In der EU-Umfrage Bericht: Mehrheit für Abschaffung der Zeitumstellung

Die Brüsseler Behörde prüft derzeit nach Aufforderung des Europaparlaments, wie es mit der im EU-Recht geregelten Zeitumstellung weiter gehen soll. Foto: Sebastian Kahnert/dpa

Eine Online-Umfrage ist keine Volksabstimmung. Aber das laut "Westfalenpost" eindeutige Ergebnis der EU-Konsultationen zur Zeitumstellung belegt, dass dieses Thema die Bürger offenbar stärker interessiert als viele Politiker.

Brüssel/Hagen - Bei der EU-Umfrage zur Sommerzeit hat sich laut einem Bericht der "Westfalenpost" die große Mehrheit der Teilnehmer für eine Abschaffung der Zeitumstellung in Frühjahr und Herbst ausgesprochen. Dies meldete die Zeitung am Dienstagabend unter Berufung auf gut unterrichtete Kreise.

Mehr als 80 Prozent hätten für ein Ende des Hin und Her plädiert. Allerdings seien von den 4,6 Millionen Teilnehmern mehr als drei Millionen aus Deutschland.

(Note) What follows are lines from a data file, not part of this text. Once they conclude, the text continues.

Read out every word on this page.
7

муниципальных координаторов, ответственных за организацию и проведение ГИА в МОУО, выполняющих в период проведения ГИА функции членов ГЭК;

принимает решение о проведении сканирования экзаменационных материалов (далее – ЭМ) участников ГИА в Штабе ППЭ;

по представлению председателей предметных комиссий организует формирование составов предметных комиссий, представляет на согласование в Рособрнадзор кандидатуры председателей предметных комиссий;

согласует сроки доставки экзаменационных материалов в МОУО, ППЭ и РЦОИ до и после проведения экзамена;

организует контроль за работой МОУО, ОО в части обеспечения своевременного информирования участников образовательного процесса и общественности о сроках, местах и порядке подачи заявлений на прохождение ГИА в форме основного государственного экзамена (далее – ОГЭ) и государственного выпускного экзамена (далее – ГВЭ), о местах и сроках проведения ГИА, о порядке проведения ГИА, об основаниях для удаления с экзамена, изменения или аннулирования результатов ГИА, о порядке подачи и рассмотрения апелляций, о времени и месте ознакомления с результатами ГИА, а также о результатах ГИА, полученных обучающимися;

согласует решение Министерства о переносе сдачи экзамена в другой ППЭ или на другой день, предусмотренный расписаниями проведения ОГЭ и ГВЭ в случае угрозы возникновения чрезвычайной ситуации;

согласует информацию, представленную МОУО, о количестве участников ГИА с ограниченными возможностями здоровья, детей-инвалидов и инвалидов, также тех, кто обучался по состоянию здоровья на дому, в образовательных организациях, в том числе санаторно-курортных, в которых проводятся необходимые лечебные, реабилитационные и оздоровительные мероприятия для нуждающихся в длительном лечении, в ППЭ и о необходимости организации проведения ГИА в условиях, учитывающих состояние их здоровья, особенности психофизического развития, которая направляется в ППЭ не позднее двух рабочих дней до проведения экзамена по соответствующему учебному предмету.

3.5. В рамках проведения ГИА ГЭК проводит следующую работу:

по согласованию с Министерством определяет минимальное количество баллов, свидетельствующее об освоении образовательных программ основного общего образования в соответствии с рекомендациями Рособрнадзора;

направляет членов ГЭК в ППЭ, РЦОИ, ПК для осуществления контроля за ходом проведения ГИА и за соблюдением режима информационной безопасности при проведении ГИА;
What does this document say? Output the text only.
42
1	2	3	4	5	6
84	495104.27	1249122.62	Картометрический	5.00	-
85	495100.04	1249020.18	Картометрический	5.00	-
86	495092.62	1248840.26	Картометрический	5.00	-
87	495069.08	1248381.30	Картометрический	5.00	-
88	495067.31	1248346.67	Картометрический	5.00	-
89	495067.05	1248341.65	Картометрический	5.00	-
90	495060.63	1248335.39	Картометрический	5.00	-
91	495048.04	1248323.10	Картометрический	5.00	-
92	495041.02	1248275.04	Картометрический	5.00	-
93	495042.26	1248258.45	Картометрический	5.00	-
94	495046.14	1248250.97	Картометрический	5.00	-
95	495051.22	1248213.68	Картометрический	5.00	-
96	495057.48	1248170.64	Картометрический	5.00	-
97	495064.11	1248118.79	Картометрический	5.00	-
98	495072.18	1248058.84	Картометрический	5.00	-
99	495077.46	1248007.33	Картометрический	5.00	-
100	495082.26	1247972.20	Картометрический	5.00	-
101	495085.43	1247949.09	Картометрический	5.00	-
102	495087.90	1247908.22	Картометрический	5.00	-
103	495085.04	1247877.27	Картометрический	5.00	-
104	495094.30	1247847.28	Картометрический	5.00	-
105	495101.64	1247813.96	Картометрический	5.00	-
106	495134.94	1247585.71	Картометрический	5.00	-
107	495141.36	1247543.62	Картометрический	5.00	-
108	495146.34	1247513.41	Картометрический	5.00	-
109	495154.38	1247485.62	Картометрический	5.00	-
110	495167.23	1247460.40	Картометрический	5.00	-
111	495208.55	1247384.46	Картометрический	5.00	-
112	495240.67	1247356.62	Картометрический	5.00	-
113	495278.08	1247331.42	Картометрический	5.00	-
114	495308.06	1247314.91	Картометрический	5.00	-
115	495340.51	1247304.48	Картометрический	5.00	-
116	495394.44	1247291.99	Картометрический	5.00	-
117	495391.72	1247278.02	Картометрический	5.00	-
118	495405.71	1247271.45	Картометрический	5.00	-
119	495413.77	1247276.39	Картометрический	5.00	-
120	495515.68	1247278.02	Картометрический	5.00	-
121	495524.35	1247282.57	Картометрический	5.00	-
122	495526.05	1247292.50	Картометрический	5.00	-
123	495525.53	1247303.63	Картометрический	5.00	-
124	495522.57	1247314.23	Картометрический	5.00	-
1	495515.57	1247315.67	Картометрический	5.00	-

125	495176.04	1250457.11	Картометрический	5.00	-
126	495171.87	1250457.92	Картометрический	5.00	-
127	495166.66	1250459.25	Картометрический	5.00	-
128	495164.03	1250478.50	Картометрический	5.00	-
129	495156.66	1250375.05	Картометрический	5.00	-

Zeitumstellung: Kein Kommentar der EU-Kommission

Die EU-Kommission wollte sich auf Anfrage der Deutschen Presse-Agentur zu dem Bericht zunächst nicht äußern. Die Kommission hatte nach Ende der öffentlichen Konsultation Mitte August nur die Teilnehmerzahl mitgeteilt, aber noch nichts zu Ergebnissen oder zur regionalen Verteilung der Teilnehmer gesagt. Auch seither schwieg sie sich aus.

Die Brüsseler Behörde prüft derzeit nach Aufforderung des Europaparlaments, wie es mit der im EU-Recht geregelten Zeitumstellung weiter gehen soll. Die Online-Umfrage sollte aber nach Darstellung der Kommission ausdrücklich kein Referendum sein oder den alleinigen Ausschlag geben. Die Teilnehmer konnten angeben, ob sie die Umstellung weiter wünschen oder für eine Abschaffung plädieren. Und sie konnten ankreuzen, ob im Fall der Fälle lieber dauerhaft die Sommer- oder die Winterzeit gelten sollte.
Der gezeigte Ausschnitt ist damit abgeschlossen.